1
BAB 1 PENDAHULUAN
1.1 Latar Belakang Penelitian
Tuntutan pelaksanaan akuntabilitas sektor publik terhadap terwujudnya good governance di Indonesia semakin meningkat. Tuntutan ini memang wajar, karena
beberapa penelitian menunjukkan bahwa terjadinya krisis ekonomi di Indonesia ternyata disebabkan oleh buruknya pengelolaan bad governance dan buruknya
birokrasi Sunarsip, 2001 Sebagaimana telah kita ketahui bahwa kekayaan negara yang dikelola oleh
pemerintah mencakup dana yang cukup besar jumlahnya.

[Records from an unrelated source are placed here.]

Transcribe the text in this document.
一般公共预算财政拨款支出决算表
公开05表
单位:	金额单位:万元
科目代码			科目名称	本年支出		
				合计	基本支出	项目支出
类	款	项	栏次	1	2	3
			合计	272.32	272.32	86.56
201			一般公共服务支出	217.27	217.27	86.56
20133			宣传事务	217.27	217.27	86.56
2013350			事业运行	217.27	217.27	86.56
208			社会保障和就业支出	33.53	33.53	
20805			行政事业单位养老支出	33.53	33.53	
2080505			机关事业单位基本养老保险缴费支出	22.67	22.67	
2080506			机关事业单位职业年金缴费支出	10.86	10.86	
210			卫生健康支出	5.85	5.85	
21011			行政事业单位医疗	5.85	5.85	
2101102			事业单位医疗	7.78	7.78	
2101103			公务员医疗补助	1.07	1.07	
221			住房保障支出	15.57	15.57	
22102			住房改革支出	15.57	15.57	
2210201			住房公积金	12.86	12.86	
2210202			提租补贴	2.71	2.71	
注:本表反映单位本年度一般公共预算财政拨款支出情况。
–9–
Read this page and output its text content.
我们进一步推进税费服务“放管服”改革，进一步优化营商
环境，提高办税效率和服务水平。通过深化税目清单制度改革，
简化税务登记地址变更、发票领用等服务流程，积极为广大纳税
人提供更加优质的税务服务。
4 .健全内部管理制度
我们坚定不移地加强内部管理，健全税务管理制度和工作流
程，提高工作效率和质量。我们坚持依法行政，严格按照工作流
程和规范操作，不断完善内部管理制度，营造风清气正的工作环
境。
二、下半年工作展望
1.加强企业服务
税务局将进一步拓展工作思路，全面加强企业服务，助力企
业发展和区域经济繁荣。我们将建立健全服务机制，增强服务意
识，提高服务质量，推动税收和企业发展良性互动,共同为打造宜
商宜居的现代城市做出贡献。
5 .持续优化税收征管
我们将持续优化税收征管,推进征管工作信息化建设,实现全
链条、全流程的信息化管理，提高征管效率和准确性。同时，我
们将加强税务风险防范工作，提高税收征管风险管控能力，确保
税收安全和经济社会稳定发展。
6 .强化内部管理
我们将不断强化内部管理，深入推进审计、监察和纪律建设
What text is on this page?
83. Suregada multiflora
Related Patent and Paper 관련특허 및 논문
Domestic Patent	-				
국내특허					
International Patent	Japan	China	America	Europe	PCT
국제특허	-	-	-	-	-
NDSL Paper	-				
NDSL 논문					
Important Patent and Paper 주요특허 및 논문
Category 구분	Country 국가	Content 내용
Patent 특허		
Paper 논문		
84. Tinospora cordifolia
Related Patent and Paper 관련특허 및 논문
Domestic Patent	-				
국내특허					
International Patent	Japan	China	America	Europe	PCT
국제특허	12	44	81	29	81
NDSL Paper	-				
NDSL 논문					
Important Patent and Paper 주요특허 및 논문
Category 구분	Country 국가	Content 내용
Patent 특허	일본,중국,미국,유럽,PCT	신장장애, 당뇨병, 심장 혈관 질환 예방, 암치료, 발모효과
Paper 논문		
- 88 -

Pertanggungjawaban atas penggunaan dana untuk penyelenggaraan pemerintahan seharusnya didukung dengan
suatu pengawasan yang cukup andal guna menjamin pendistribusian dana yang merata pada semua sektor publik sehingga efektivitas dan efisiensi penggunaan dana
bisa dipertanggungjawabkan hal ini tertuang dalam Badan Pemeriksaan kuangan Negara BPK yang merupakan lembaga tertinggi negara dalam sistem
ketatanegaraan Indonesia yang memiliki wewenang memeriksa pengelolaan dan tanggung jawab keuangan negara.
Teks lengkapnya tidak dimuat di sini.